In this code example, I have a script that calls fork System Call to create a child process. Then, we sleep for a second 3 times after printing its parent's PID in the child process. The parent will exit on the first iteration, thus orphaning its child.
from os import fork, getppid
from time import sleep
pid = fork()
if pid == 0:
print("Child: I'm about to become an orphan!")
for _ in range(3):
sleep(1)
print("Child: My parent is", getppid())
else:
print("Parent: I just created child", pid)
sleep(1)
> python fork_orphan.py
Parent: I just created child 19683
Child: I'm about to become an orphan!
Child: My parent is 19682
Child: My parent is 1
Child: My parent is 1
So, to prevent the child from becoming an orphan, our parent process can call the wait System Call.
wait(2)
effectively waits for its children to exit and then collects information about them. The system call is available in Python as os.wait()

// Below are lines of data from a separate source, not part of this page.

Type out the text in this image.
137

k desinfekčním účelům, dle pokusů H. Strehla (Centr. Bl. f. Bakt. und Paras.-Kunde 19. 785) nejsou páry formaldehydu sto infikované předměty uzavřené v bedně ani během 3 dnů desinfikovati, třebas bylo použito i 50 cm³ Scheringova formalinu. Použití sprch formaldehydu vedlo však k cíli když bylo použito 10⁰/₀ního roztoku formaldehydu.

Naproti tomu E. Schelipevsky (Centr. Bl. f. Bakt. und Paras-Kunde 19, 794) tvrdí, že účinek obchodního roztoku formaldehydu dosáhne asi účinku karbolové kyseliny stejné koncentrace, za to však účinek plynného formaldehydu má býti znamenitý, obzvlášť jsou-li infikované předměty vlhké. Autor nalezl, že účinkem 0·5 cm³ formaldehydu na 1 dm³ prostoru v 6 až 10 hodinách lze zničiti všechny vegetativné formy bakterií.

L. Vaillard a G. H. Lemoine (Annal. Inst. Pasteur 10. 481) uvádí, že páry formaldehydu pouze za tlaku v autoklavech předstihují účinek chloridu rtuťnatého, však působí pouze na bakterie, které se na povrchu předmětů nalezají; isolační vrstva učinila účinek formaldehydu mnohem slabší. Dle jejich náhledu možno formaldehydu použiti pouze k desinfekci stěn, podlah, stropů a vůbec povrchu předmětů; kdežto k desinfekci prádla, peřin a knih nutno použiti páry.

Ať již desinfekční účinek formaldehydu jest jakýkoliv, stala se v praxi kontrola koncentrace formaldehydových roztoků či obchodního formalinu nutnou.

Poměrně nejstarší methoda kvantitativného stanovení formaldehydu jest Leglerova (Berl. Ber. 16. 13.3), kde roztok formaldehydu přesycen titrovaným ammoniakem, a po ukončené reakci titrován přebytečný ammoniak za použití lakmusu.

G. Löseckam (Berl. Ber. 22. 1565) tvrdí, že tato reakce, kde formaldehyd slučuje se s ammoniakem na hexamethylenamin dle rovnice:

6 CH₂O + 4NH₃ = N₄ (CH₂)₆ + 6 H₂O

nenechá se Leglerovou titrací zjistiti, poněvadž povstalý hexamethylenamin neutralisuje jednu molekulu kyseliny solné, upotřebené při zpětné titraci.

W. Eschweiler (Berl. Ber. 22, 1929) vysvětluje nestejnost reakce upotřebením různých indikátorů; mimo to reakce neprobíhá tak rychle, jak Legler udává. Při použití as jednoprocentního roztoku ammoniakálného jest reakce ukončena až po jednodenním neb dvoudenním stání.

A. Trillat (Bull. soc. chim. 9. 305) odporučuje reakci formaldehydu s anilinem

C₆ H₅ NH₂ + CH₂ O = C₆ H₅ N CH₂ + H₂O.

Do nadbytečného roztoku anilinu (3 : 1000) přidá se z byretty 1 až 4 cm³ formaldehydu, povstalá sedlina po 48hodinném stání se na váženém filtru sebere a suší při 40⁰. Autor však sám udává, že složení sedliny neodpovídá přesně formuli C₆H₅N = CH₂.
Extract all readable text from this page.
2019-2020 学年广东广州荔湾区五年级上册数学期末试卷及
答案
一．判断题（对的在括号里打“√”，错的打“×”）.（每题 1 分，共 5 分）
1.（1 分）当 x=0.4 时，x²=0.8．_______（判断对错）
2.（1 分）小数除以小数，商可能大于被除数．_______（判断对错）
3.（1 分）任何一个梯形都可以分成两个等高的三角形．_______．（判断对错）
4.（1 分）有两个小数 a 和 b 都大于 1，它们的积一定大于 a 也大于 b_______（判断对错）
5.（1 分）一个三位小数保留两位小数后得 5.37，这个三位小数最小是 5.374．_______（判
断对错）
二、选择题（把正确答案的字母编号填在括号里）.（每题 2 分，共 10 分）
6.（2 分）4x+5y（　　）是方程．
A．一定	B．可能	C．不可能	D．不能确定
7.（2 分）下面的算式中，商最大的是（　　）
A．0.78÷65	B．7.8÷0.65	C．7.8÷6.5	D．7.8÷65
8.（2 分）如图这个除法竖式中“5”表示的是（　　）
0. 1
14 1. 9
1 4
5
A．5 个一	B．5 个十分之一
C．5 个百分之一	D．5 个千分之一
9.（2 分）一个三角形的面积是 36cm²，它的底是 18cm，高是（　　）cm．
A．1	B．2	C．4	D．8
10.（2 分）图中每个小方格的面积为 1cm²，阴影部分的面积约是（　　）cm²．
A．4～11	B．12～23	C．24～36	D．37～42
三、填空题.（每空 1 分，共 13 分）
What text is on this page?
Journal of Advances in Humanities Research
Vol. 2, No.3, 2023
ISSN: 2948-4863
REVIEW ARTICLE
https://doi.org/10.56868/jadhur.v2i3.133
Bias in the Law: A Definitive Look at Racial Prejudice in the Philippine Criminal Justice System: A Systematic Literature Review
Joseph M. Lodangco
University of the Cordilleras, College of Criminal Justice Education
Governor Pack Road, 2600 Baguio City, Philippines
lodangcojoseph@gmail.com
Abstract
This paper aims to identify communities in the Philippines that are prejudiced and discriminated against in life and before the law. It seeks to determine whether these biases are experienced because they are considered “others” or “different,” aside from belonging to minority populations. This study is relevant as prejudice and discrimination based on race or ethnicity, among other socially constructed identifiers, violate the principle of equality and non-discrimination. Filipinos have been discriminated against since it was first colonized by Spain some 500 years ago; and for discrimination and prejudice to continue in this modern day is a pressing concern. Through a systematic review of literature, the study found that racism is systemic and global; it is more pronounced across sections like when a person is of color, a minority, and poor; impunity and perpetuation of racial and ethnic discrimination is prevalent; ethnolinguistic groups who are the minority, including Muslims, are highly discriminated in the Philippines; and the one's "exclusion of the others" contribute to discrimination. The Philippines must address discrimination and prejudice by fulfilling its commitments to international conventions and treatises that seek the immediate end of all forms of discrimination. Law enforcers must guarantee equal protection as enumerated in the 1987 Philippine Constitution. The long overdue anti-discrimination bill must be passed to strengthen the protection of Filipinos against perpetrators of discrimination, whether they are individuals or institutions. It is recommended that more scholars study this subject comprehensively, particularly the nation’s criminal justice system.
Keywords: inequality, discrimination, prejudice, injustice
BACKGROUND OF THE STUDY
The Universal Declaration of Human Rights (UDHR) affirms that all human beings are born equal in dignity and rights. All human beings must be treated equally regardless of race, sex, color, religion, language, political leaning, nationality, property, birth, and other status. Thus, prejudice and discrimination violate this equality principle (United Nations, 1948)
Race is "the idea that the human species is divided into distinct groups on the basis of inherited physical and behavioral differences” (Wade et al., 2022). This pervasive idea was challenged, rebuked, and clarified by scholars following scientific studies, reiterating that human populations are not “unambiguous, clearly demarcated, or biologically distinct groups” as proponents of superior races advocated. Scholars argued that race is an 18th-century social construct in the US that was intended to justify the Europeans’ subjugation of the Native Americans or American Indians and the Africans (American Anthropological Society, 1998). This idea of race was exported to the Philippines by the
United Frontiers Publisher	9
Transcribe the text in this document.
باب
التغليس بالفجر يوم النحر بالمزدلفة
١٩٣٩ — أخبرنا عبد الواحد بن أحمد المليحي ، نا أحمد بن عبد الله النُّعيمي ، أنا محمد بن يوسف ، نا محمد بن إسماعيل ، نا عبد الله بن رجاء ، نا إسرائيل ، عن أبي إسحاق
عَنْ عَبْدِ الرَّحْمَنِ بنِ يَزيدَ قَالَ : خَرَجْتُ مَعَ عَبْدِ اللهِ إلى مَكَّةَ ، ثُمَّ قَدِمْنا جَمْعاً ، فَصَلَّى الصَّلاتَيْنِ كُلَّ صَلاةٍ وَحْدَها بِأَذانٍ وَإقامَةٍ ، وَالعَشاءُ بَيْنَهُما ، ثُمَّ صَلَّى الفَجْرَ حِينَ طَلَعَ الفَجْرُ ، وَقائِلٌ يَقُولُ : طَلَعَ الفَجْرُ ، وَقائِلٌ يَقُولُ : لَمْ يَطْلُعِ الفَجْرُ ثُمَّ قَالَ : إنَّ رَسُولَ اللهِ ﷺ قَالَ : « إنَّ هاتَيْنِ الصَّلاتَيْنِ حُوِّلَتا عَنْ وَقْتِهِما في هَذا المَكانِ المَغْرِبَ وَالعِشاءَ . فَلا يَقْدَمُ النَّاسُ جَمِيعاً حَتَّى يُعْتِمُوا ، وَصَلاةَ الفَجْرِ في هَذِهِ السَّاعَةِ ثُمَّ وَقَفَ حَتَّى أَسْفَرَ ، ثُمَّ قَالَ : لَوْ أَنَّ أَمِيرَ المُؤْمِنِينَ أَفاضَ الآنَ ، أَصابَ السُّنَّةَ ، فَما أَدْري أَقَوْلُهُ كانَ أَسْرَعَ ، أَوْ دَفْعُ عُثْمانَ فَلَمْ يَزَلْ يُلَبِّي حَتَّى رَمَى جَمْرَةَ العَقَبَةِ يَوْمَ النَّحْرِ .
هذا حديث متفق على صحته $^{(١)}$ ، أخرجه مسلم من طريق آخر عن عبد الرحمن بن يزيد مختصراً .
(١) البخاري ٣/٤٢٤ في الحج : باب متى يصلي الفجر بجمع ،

, which returns a tuple containing the child's PID and exit status indication.
from os import fork, getppid, wait
from sys import exit
from time import sleep
pid = fork()
if pid == 0:
print("Child: Hope my parent doesn't forget me this time!")
for _ in range(3):
sleep(1)
print("Child: My parent is", getppid())
else:
wait()
print("Parent: My child has finished processing. My work here is done.")
> python fork_wait.py
Child: Hope my parent doesn't forget me this time!
Child: My parent is 20037
Child: My parent is 20037
Child: My parent is 20037
Parent: My child has finished processing. My work here is done.
The operating system uses the procedure of orphaning a process to daemonizes a process.